According to The Washington Post, “A 2017 study found that farm owners and workers were three to five times as likely to kill themselves on the job compared with other occupations.”
In addition, “Calls to suicide hotlines around farm country have risen, prompting new federal and state programs targeting farmers’ mental health, including support groups, public awareness campaigns and funding for counseling.”
The trend has grown so problematic that a bipartisan effort in the U.S. Senate was led by Sen. Joni Ernst, an Iowa Republican, and Sen. Tammy Baldwin, a Wisconsin Democrat.
The two senators took the unusual step of earmarking $50 million for mental health services in the 2018 Farm Bill, which will be paid out over five years.
Americans have always valued farmers and their families. They are the backbone of our food supply, working long hours to bring food to our tables.
Now, as they struggle, Americans need to remember our farmers and extend a generous hand to help them.
As the church, we need to reinvest in our rural and farming communities. While much of the church focuses on urban and suburban ministries (important ministries, mind you), we cannot forget about the men, women and children that rise early and work late just so we can eat.
The church can begin to engage in tangible efforts to help our farmers in at least five ways.
- Churches need to pray for our farmers.
There are times in life when knowing someone is praying for you can mean the difference between feeling isolated and alone and feeling like someone cares about your struggles.
- Churches should use local networks to discover needs.
With much of denominational focus on urban and suburban areas, churches need to recast their gaze toward farming communities. Utilizing rural churches, local co-ops and rural leaders, churches can discover the needs of the farming families in their areas.
- Churches can adopt farming families.
Community is a powerful tool. Churches (rural, urban and suburban) can adopt families and communities who need help. Farmers are a proud people, but this crisis has convinced them to reach out for help (remember the rise in calls to the suicide hotline).
- Rural, urban and suburban churches should engage in cross-cultural relationships.

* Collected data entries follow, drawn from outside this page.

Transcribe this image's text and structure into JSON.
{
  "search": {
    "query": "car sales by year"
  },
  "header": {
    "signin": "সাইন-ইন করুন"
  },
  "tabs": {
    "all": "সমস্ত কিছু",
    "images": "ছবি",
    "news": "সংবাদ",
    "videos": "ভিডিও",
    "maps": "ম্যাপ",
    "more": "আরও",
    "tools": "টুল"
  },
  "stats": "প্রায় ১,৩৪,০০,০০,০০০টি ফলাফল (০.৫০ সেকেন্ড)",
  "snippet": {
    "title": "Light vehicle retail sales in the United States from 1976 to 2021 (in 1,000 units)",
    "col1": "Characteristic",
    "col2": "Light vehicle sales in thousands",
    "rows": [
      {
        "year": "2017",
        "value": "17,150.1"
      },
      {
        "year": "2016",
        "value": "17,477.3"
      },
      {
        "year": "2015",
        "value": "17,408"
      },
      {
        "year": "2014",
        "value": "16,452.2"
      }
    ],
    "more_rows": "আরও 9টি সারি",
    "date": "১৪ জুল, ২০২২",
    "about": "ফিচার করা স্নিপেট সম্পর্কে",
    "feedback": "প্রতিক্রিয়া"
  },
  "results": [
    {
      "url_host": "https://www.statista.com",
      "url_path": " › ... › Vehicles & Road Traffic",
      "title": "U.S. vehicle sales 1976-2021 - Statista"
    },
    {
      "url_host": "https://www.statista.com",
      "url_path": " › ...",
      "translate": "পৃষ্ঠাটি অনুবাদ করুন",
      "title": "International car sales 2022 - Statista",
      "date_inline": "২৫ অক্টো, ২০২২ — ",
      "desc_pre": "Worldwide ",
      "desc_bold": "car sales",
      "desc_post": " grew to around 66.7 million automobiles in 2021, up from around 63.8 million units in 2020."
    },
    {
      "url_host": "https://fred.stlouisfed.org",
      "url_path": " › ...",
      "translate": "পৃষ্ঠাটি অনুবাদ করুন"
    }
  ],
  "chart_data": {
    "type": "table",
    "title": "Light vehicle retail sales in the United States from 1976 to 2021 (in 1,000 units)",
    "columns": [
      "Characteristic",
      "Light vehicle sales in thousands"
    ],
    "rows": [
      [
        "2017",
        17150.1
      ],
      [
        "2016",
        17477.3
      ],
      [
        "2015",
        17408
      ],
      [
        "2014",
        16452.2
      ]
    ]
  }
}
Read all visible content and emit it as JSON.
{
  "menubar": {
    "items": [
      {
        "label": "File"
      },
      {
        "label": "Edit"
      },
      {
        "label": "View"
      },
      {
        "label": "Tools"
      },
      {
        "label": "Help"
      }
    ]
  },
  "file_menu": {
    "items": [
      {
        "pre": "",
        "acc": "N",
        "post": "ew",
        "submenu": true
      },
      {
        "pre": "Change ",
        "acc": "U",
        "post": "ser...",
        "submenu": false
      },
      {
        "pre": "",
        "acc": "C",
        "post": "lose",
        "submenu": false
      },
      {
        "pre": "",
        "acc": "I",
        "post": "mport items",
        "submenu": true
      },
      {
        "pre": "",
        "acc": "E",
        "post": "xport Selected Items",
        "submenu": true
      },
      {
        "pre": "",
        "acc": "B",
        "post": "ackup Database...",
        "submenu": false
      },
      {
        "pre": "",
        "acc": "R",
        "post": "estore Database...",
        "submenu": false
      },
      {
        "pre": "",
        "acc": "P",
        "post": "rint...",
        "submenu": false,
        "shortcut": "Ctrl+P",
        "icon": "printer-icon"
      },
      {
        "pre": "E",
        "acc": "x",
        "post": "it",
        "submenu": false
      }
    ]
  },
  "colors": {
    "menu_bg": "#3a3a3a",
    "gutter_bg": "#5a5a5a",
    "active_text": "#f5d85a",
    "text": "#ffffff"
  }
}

For too long now, these three types of churches have existed in their silos. Convinced our differences were too numerous to overcome, churches worshipped and conducted their ministries without ever talking to one another. Churches from different cultures need to start communicating because there is truly only one church.
- Churches with mental health and financial ministries need to be working in farming communities.
Many of our churches provide excellent ministries for their members, so the next missional step might be to take those ministries into farming communities.
Working with local churches in farming communities, we should work to establish partnerships that will bring these much-needed ministries to farming communities.
In a USA Today op-ed published in November 2017, country music artist Willie Nelson said, “I hope you will join me on Thanksgiving by saying a word or two of thanks for the food on your table and the family farmers who woke up early that day and every day to ensure we have a food system that is good for us, our communities and our country.”